To finish and serve;
1 mango peeled and sliced
Cucumber peeled, seeded and diced
4 cherry tomatoes cut into quarters
1 baby gem lettuce, ripped
1 shallot thinly sliced
8 small mint leaves
6 coriander leaves

Method;
Place the garlic, coriander, peppercorns and salt into a mortar and bash with a pestle until well crushed, but not reduced to a paste. Add the chillies and crush lightly. The more you crush the chillies the hotter the sauce will become, so be careful. Mix in the palm sugar, fish sauce, lime juice and shallots. The longer the dressing sits the more intense the flavour becomes so try to make the dressing as close to the time as you need it so that it taste very fresh.
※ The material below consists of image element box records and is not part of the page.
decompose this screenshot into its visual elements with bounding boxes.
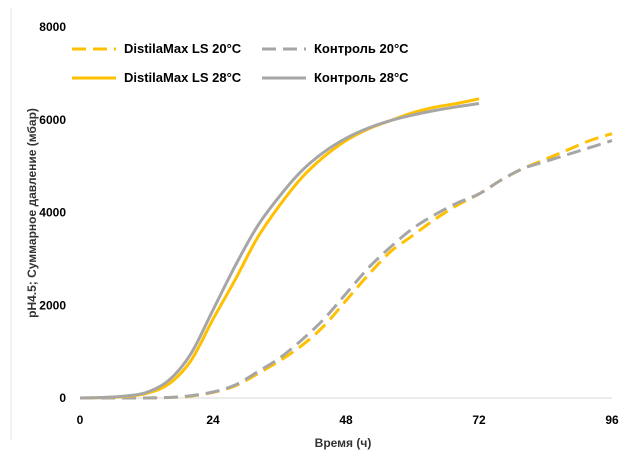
series-line-3 — [79, 97, 480, 400]
x-tick-label: 72 — [472, 413, 486, 427]
series-line-1 — [79, 132, 613, 400]
legend-entry: DistilaMax LS 20°C — [124, 41, 242, 56]
x-tick-label: 0 — [77, 413, 84, 427]
y-tick-label: 8000 — [39, 20, 66, 34]
legend-entry: Контроль 20°C — [314, 41, 409, 56]
legend-entry: Контроль 28°C — [314, 70, 409, 85]
legend-entry: DistilaMax LS 28°C — [124, 70, 242, 85]
x-tick-label: 24 — [206, 413, 220, 427]
y-tick-label: 4000 — [39, 206, 66, 220]
y-tick-label: 6000 — [39, 113, 66, 127]
series-line-2 — [79, 139, 613, 400]
x-tick-label: 48 — [339, 413, 353, 427]
x-axis-label: Время (ч) — [315, 436, 372, 450]
x-tick-label: 96 — [605, 413, 619, 427]
y-axis-label: pH4.5; Суммарное давление (мбар) — [25, 108, 39, 318]
y-tick-label: 0 — [59, 391, 66, 405]
y-tick-label: 2000 — [39, 298, 66, 312]
series-line-4 — [79, 102, 480, 400]
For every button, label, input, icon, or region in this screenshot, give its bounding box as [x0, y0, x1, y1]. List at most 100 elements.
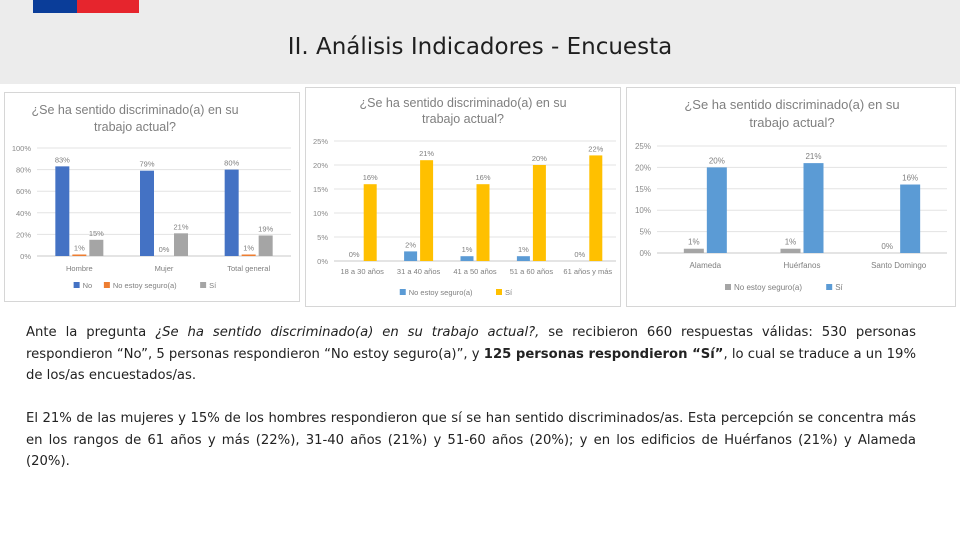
- c2-y-tick-label: 25%: [313, 137, 328, 146]
- c3-data-label: 1%: [785, 238, 797, 247]
- c1-y-tick-label: 100%: [12, 144, 32, 153]
- c1-bar: [241, 254, 256, 256]
- c1-data-label: 79%: [139, 160, 154, 169]
- c2-category-label: 31 a 40 años: [397, 267, 441, 276]
- c3-category-label: Huérfanos: [784, 261, 821, 270]
- p1-intro: Ante la pregunta: [26, 325, 156, 340]
- c1-data-label: 15%: [89, 229, 104, 238]
- p1-middle: se recibieron 660 respuestas válidas: 53…: [26, 325, 916, 362]
- c3-y-tick-label: 0%: [639, 249, 651, 258]
- c2-bar: [532, 165, 546, 261]
- c3-data-label: 20%: [709, 156, 725, 165]
- p1-question: ¿Se ha sentido discriminado(a) en su tra…: [155, 325, 540, 340]
- chart-age-svg: ¿Se ha sentido discriminado(a) en su trab…: [313, 96, 616, 297]
- c1-data-label: 19%: [258, 224, 273, 233]
- c3-y-tick-label: 25%: [635, 142, 651, 151]
- paragraph-summary: Ante la pregunta ¿Se ha sentido discrimi…: [26, 322, 916, 387]
- c3-data-label: 0%: [881, 242, 893, 251]
- c2-bar: [589, 155, 603, 261]
- flag-red-stripe: [77, 0, 139, 13]
- c3-bar: [683, 248, 704, 253]
- c1-category-label: Hombre: [66, 264, 93, 273]
- c2-category-label: 41 a 50 años: [453, 267, 497, 276]
- c2-y-tick-label: 5%: [317, 233, 328, 242]
- p1-end: , lo cual se traduce a un 19% de los/as …: [26, 346, 916, 384]
- c3-legend-swatch: [725, 284, 731, 290]
- chart-building: ¿Se ha sentido discriminado(a) en su trab…: [626, 87, 956, 307]
- c3-bar: [803, 163, 824, 253]
- c1-legend-swatch: [103, 282, 110, 288]
- c1-data-label: 83%: [55, 155, 70, 164]
- c1-bar: [258, 235, 273, 256]
- c1-data-label: 1%: [243, 244, 254, 253]
- c2-legend-label: Sí: [505, 288, 513, 297]
- c1-y-tick-label: 20%: [16, 230, 31, 239]
- c2-data-label: 16%: [475, 173, 490, 182]
- c3-y-tick-label: 15%: [635, 185, 651, 194]
- c2-data-label: 2%: [405, 240, 416, 249]
- c3-data-label: 1%: [688, 238, 700, 247]
- c1-bar: [89, 239, 104, 256]
- c2-title-line-1: ¿Se ha sentido discriminado(a) en su: [359, 96, 566, 110]
- c1-data-label: 80%: [224, 159, 239, 168]
- c3-legend-label: No estoy seguro(a): [734, 283, 802, 292]
- c2-data-label: 22%: [588, 144, 603, 153]
- c1-y-tick-label: 40%: [16, 209, 31, 218]
- c1-category-label: Total general: [227, 264, 270, 273]
- c1-data-label: 1%: [74, 244, 85, 253]
- c3-legend-label: Sí: [835, 283, 843, 292]
- chart-building-svg: ¿Se ha sentido discriminado(a) en su trab…: [635, 97, 947, 292]
- page-title: II. Análisis Indicadores - Encuesta: [287, 34, 673, 60]
- c3-y-tick-label: 20%: [635, 163, 651, 172]
- c1-legend-label: No: [83, 281, 93, 290]
- c1-bar: [140, 170, 154, 256]
- chart-age: ¿Se ha sentido discriminado(a) en su trab…: [305, 87, 621, 307]
- c2-data-label: 0%: [574, 250, 585, 259]
- c2-bar: [460, 256, 474, 261]
- c3-bar: [706, 167, 727, 253]
- header-band: II. Análisis Indicadores - Encuesta: [0, 0, 960, 84]
- c1-y-tick-label: 0%: [20, 252, 31, 261]
- c1-title-line-2: trabajo actual?: [94, 120, 176, 134]
- c3-data-label: 21%: [805, 152, 821, 161]
- c2-title-line-2: trabajo actual?: [422, 112, 504, 126]
- c2-y-tick-label: 0%: [317, 257, 328, 266]
- c2-bar: [476, 184, 490, 261]
- c1-category-label: Mujer: [155, 264, 174, 273]
- c2-y-tick-label: 15%: [313, 185, 328, 194]
- c2-data-label: 1%: [462, 245, 473, 254]
- chart-gender: ¿Se ha sentido discriminado(a) en su trab…: [4, 92, 300, 302]
- c1-legend-swatch: [200, 282, 207, 288]
- c2-legend-label: No estoy seguro(a): [409, 288, 473, 297]
- c1-bar: [55, 166, 70, 256]
- c2-category-label: 61 años y más: [563, 267, 612, 276]
- c2-bar: [363, 184, 377, 261]
- chart-gender-svg: ¿Se ha sentido discriminado(a) en su trab…: [12, 103, 291, 290]
- c2-category-label: 18 a 30 años: [341, 267, 385, 276]
- c1-legend-label: Sí: [209, 281, 217, 290]
- c2-data-label: 16%: [363, 173, 378, 182]
- c1-data-label: 21%: [173, 222, 188, 231]
- c1-bar: [224, 169, 239, 256]
- c3-y-tick-label: 5%: [639, 228, 651, 237]
- c1-title-line-1: ¿Se ha sentido discriminado(a) en su: [31, 103, 238, 117]
- c2-category-label: 51 a 60 años: [510, 267, 554, 276]
- c1-legend-label: No estoy seguro(a): [113, 281, 177, 290]
- c2-data-label: 0%: [349, 250, 360, 259]
- c2-legend-swatch: [399, 289, 406, 295]
- c3-bar: [900, 184, 921, 253]
- c3-bar: [780, 248, 801, 253]
- c2-data-label: 1%: [518, 245, 529, 254]
- c3-title-line-1: ¿Se ha sentido discriminado(a) en su: [684, 97, 899, 112]
- c2-y-tick-label: 20%: [313, 161, 328, 170]
- c2-bar: [420, 160, 434, 261]
- c1-data-label: 0%: [159, 245, 170, 254]
- c1-bar: [174, 233, 188, 256]
- flag-blue-stripe: [33, 0, 77, 13]
- c3-category-label: Alameda: [690, 261, 722, 270]
- c2-y-tick-label: 10%: [313, 209, 328, 218]
- c2-bar: [404, 251, 418, 261]
- c1-y-tick-label: 80%: [16, 166, 31, 175]
- c2-bar: [516, 256, 530, 261]
- c3-data-label: 16%: [902, 174, 918, 183]
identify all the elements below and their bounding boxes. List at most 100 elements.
Trim the pork belly into neat squares and place in a pan skin side down and roast for 8mins until very crisp. Put a small pot with a little water and the palm sugar onto the stove and cook until caramelised. Pour in the fish sauce and cook for 30 seconds. Remove from the heat. Remove the pork from the oven and cut into thin slices. Pour the sauce over the pork.

Place a pan onto high heat with a little oil, cut the scallops in half and season the cut side. When the pan is almost smoking add the scallops. It is very important to have the pan at high heat so they seal properly and don’t stew in the pan. They should have a firm crust but still be slightly rare inside. Remove from the pan.

Place all of the salad ingredients into a bowl and add enough of the dressing to coat. Mix well and arrange in the centre of a serving plate. Place the pork belly on top of the salad and arrange the scallops around the salad. Serve at once.